By Jerome A. Cohen
The title of this latest valuable message from IAPL Monitoring, “Rights lawyer Ding Jiaxi remains under police investigation,” sounds much too innocuous to encapsulate what is taking place. “Remains under police investigation” does not do justice to the gross injustice being perpetrated by the Linyi Public Security Bureau (PSB), the PSB that so abused the blind “barefoot lawyer” Chen Guangcheng in so many ways from 2005 until his extraordinary escape in 2012.
Human rights lawyer Ding has been held incommunicado for almost one year since his detention following the small HR lawyers meeting last December in Xiamen. If the experience of so many others is a guide, he is undoubtedly being subjected to tortures of various kinds.
What is interesting about this latest sad report of the plight of “disappeared lawyers” is the apparent refusal of the local procuracy to accept the PSB’s recommendation for prosecution on two occasions, presumably because the police are not deemed to have made out the case for “inciting subversion of state power”. In these circumstances Ding should be released free and clear or at least granted the PRC equivalent of “bail” if there is need for the investigation to continue.
The PSB rejects this proper course and continues to try again. The procuracy should order the PSB to at least grant the defense lawyer’s request for bail. Yet, in order to avoid embarrassment and accountability for the police and to avoid sanctions against the procuracy itself, it continues to send the case back for more evidence. The procuracy is caught in a dilemma, trying to do its duty to carry out the legal protections prescribed in the PRC Criminal Procedure Law to prevent an unjustifiable indictment and yet not run afoul of the Communist Party’s insistence that the police, procuracy and courts operate as “a single fist” in such cases.

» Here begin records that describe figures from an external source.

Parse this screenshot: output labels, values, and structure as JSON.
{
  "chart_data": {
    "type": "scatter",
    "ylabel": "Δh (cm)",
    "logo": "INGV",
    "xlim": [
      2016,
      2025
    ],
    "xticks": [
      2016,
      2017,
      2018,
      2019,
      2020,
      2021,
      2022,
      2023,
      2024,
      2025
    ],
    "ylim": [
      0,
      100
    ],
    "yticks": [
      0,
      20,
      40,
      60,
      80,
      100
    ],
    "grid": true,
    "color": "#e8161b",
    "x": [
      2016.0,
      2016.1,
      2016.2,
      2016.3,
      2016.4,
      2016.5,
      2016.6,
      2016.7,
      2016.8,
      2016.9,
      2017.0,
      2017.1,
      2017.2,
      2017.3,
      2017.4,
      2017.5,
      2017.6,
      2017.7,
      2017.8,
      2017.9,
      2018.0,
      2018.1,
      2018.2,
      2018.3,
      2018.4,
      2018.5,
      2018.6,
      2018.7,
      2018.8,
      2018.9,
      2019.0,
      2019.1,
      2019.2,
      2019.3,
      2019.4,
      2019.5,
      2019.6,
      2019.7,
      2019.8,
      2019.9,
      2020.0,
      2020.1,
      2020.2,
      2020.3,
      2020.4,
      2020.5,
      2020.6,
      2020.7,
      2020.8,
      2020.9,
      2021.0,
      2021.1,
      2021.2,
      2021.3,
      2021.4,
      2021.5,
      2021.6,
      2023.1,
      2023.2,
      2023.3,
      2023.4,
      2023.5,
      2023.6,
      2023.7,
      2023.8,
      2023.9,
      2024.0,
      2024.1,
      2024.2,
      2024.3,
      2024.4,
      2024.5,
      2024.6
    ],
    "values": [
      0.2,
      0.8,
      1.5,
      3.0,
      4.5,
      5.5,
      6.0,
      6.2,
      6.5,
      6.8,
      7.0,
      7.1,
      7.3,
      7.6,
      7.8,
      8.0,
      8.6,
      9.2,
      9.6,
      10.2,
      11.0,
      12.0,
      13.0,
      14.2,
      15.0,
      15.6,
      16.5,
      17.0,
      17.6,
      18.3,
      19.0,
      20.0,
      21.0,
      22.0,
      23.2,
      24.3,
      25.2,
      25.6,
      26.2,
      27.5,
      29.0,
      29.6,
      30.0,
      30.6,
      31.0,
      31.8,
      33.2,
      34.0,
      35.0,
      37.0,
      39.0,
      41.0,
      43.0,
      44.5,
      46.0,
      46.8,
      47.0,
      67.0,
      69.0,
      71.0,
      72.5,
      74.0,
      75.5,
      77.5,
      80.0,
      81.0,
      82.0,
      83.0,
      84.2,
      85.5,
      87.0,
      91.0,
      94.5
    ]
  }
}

I assume the Linyi City Party Political-Legal Committee will resolve the problem since, legally, the procuracy cannot continue at this point to keep sending the request for prosecution back to the police for further “investigation”.
DING’S LAWYERS GROUP WAS A MODERATE CIVIL SOCIETY ORGANIZATION. If I were a Hong Kong lawyer working for civic, political and legal reforms, I would take note of the Mainland precedents and be very worried about Hong Kong’s deteriorating constitutional prospects and my own future. For example, Dennis Kwok, the able and dynamic lawyer representing the Hong Kong legal profession in the Legislative Council until his Wednesday ouster by the NPCSC, intends to return to law practice and continue, as a citizen as well as a barrister, his opposition to the new National Security Law. Should he be prepared for detention and “investigation” for alleged “inciting subversion against state power”? Now that the Mainland security organizations have come to dominate HK, will he be subjected to the same incommunicado “investigation” procedures and punishments as Mainland lawyer Ding?